Don't reuse nonces. ChaCha20-Poly1305 breaks catastrophically on nonce reuse. I use a 12-byte random nonce, which is safe for around 2^32 messages per key befiore birthday-bound becomes relevant - I rotate the key before that anyway.

The migration gotchas I hit

A few things I didn't expect when I did this swap:

BouncyCastle's ML-KEM API changed between bcprov-jdk18on 1.78 and 1.79. If you pin one, pin both. I lost an afternoon to a deserialisation mismatch.
Keys don't round-trip through toByteArray() on iOS Kotlin/Native. I had to go through the raw encoded format manually. If you're using Kotlin Multiplatform, test serialisation on both platforms early.
Don't hybridise unless you have to. Chrome and Cloudflare use hybrid X25519+ML-KEM-768 as a belt-and-braces move while the post-quantum algorithms are still young. For a new app with no legacy decryption path to maintain, pure ML-KEM-768 is simpler and I'd rather have one thing to audit than two.

Was it worth it?

Honestly — ask me in five years. The whole point of post-quantum is that you can't know today whether the hedge paid off. The question is whether the cost today is acceptable for the protection tomorrow.

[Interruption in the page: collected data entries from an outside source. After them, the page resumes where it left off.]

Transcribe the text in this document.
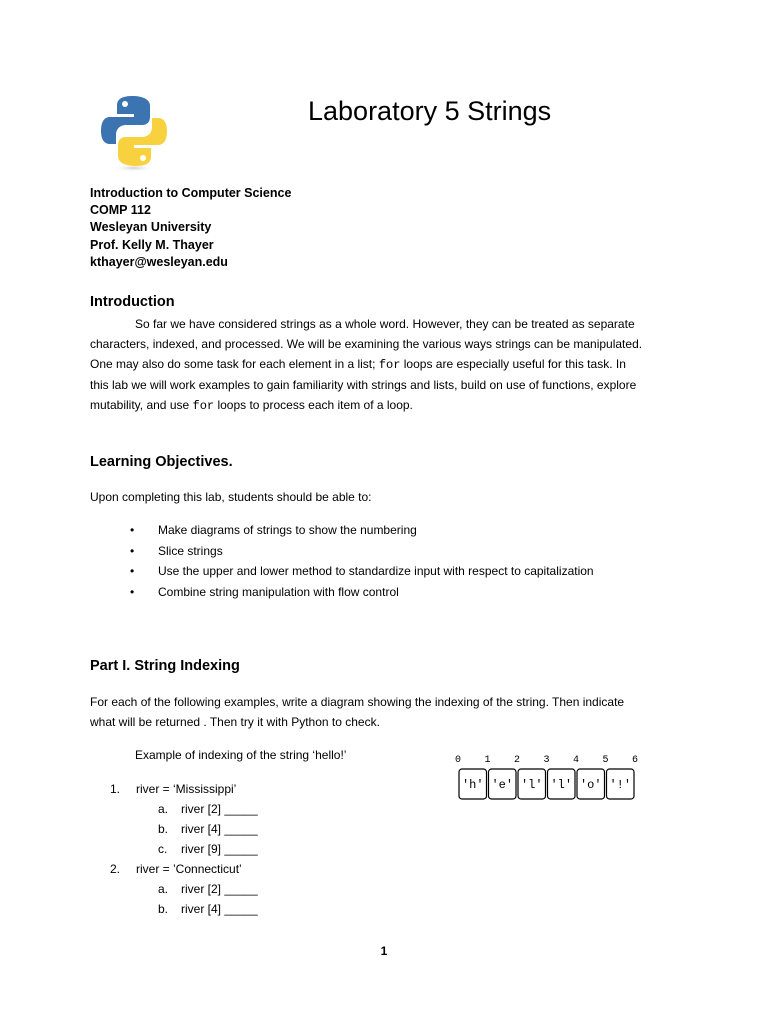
Laboratory 5 Strings
Introduction to Computer Science
COMP 112
Wesleyan University
Prof. Kelly M. Thayer
kthayer@wesleyan.edu
Introduction
So far we have considered strings as a whole word. However, they can be treated as separate
characters, indexed, and processed. We will be examining the various ways strings can be manipulated.
One may also do some task for each element in a list; for loops are especially useful for this task. In
this lab we will work examples to gain familiarity with strings and lists, build on use of functions, explore
mutability, and use for loops to process each item of a loop.
Learning Objectives.
Upon completing this lab, students should be able to:
•	Make diagrams of strings to show the numbering
•	Slice strings
•	Use the upper and lower method to standardize input with respect to capitalization
•	Combine string manipulation with flow control
Part I. String Indexing
For each of the following examples, write a diagram showing the indexing of the string. Then indicate
what will be returned . Then try it with Python to check.
Example of indexing of the string ‘hello!’	0 1 2 3 4 5 6
'h' 'e' 'l' 'l' 'o' '!'
1. river = ‘Mississippi’
a. river [2] _____
b. river [4] _____
c. river [9] _____
2. river = ’Connecticut’
a. river [2] _____
b. river [4] _____
1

For my app, a 2 KB handshake bump and a slightly larger public key registry was acceptable. For yours, it might not be. But if you're starting fresh and "messages I send today should still be private when my daughter is forty" sounds reasonable, ML-KEM-768 is the move.

I'm building Quldra, a post-quantum, single-device messaging app in Kotlin Multiplatform. This is post 1 of a short series on the tech behind it.